Especialistas orientam avaliação médica e retomada gradual de exercícios para evitar problemas cardiovasculares

O alto índice de sedentarismo no Brasil tem preocupado especialistas e autoridades de saúde, diante dos riscos associados à inatividade física e à forma inadequada de retorno aos exercícios. Dados do Instituto Brasileiro de Geografia e Estatística (IBGE) indicam que 47% dos adultos e 84% dos jovens no país não praticam atividades físicas regularmente.

Classificado como uma “epidemia de inatividade física” pelo Conselho Federal de Educação Física, o cenário exige atenção não apenas pela ausência de movimento, mas também pelos impactos progressivos no organismo, muitas vezes silenciosos. Entre os principais riscos estão o aumento da pressão arterial, alterações nos níveis de gordura no sangue e maior predisposição a doenças como diabetes.

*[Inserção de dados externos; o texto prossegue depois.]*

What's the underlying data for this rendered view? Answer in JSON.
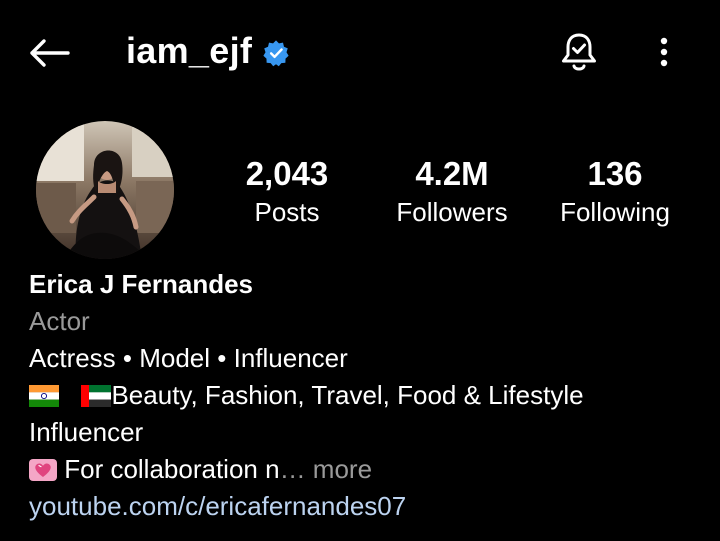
{
  "header": {
    "username": "iam_ejf",
    "back_icon": "arrow-left-icon",
    "verified_icon": "verified-badge-icon",
    "bell_icon": "notification-bell-icon",
    "more_icon": "more-vertical-icon",
    "verified_color": "#3897f0"
  },
  "stats": {
    "posts": {
      "value": "2,043",
      "label": "Posts"
    },
    "followers": {
      "value": "4.2M",
      "label": "Followers"
    },
    "following": {
      "value": "136",
      "label": "Following"
    }
  },
  "profile": {
    "avatar_icon": "profile-photo",
    "name": "Erica J Fernandes",
    "category": "Actor",
    "bio_line1": "Actress • Model • Influencer",
    "bio_line2_text": "Beauty, Fashion, Travel, Food & Lifestyle",
    "bio_line2_icons": [
      "india-flag-icon",
      "uae-flag-icon"
    ],
    "bio_line3": "Influencer",
    "bio_line4_text": " For collaboration n",
    "bio_line4_icon": "pink-heart-icon",
    "more_label": "… more",
    "link": "youtube.com/c/ericafernandes07",
    "link_color": "#bcd3f0",
    "muted_color": "#9a9a9a"
  }
}
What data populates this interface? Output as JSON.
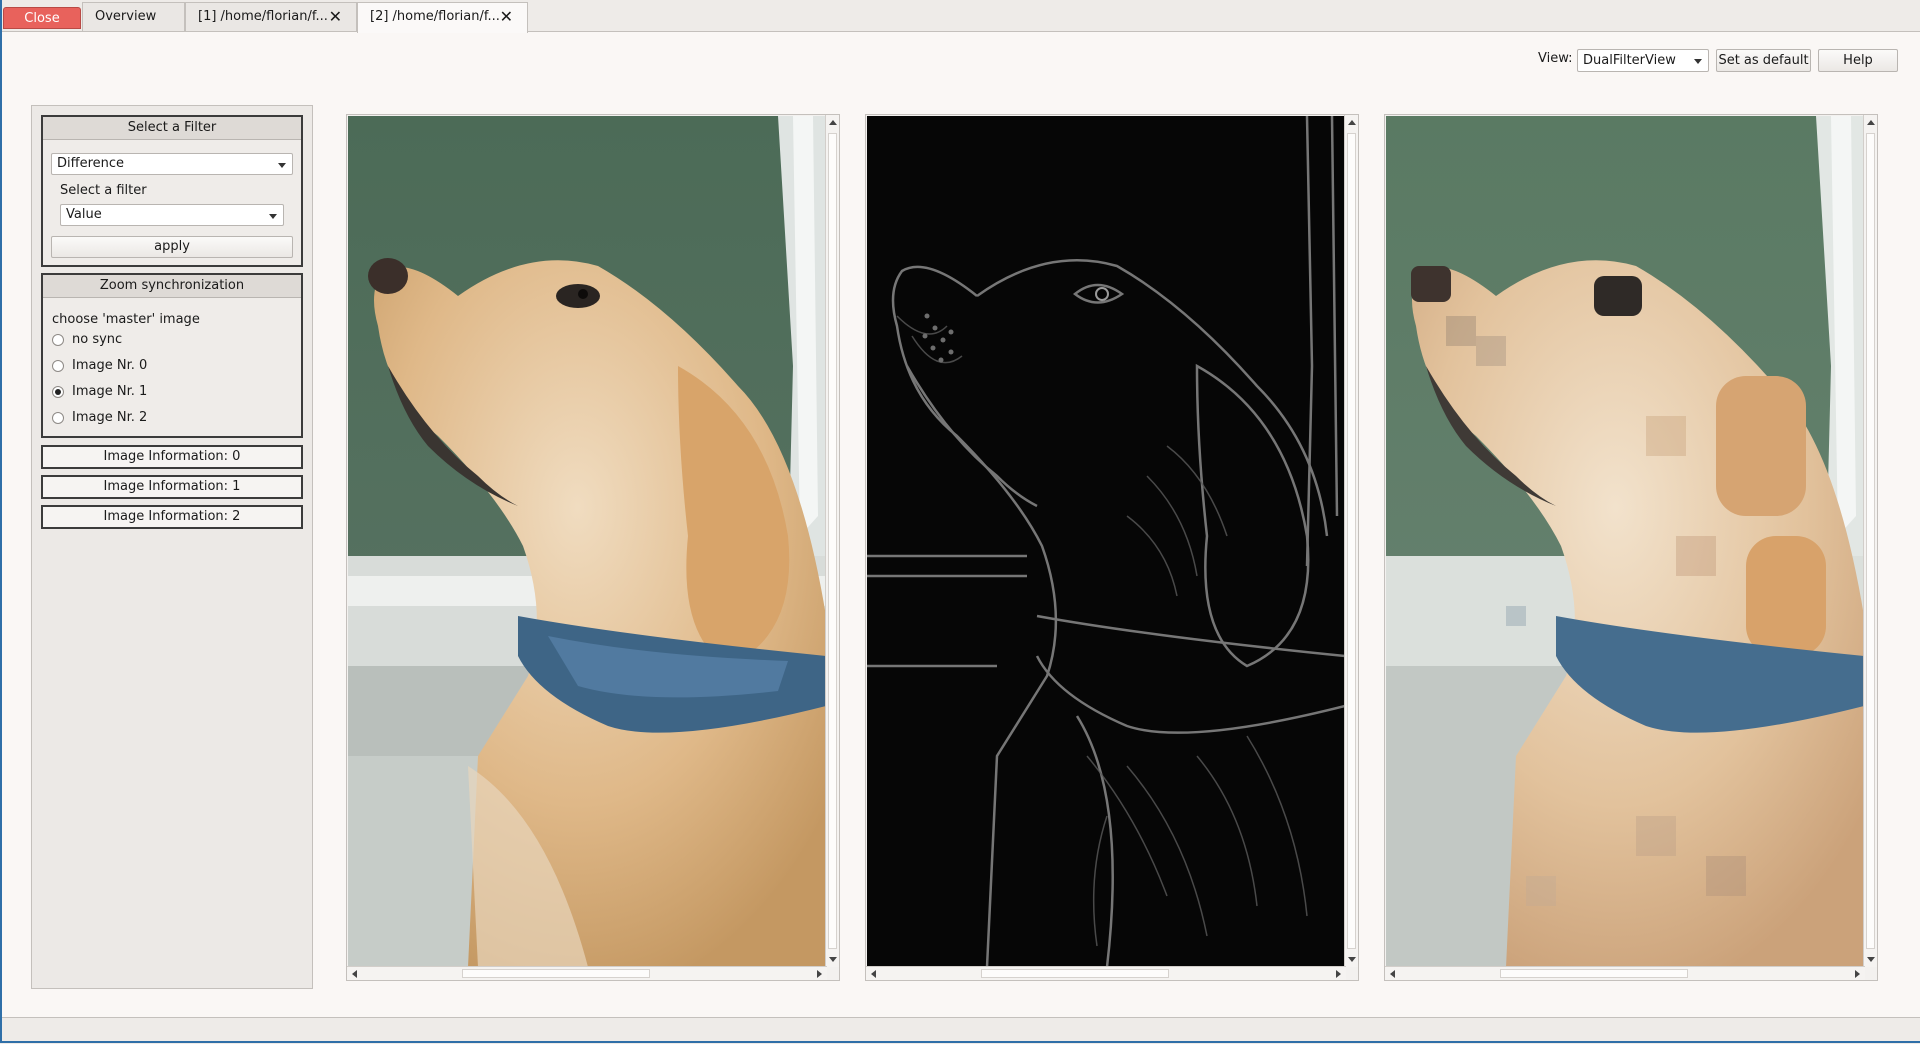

Segundo especialistas, um dos erros mais comuns ocorre quando a prática de exercícios é retomada de forma abrupta, sem preparo físico ou avaliação médica. Esse comportamento pode elevar o risco de eventos graves, como infarto, arritmias e até morte súbita, especialmente em pessoas com fatores de risco ou histórico de doenças cardiovasculares.

A recomendação é que o retorno às atividades físicas seja precedido por avaliação médica, principalmente em casos de histórico de problemas cardíacos. Além disso, a progressão deve ser gradual, com início em atividades de baixo impacto e aumento progressivo da intensidade, respeitando os limites do corpo.

Para adultos, a orientação geral inclui a prática de exercícios aeróbicos entre 150 e 300 minutos por semana, combinados com atividades de fortalecimento muscular de duas a três vezes por semana. A adoção de hábitos saudáveis, como alimentação equilibrada, sono de qualidade e controle de fatores de risco, também é considerada fundamental para a prevenção de doenças.

As orientações foram reforçadas pela cardiologista Thais Moraes Barros, da Hapvida.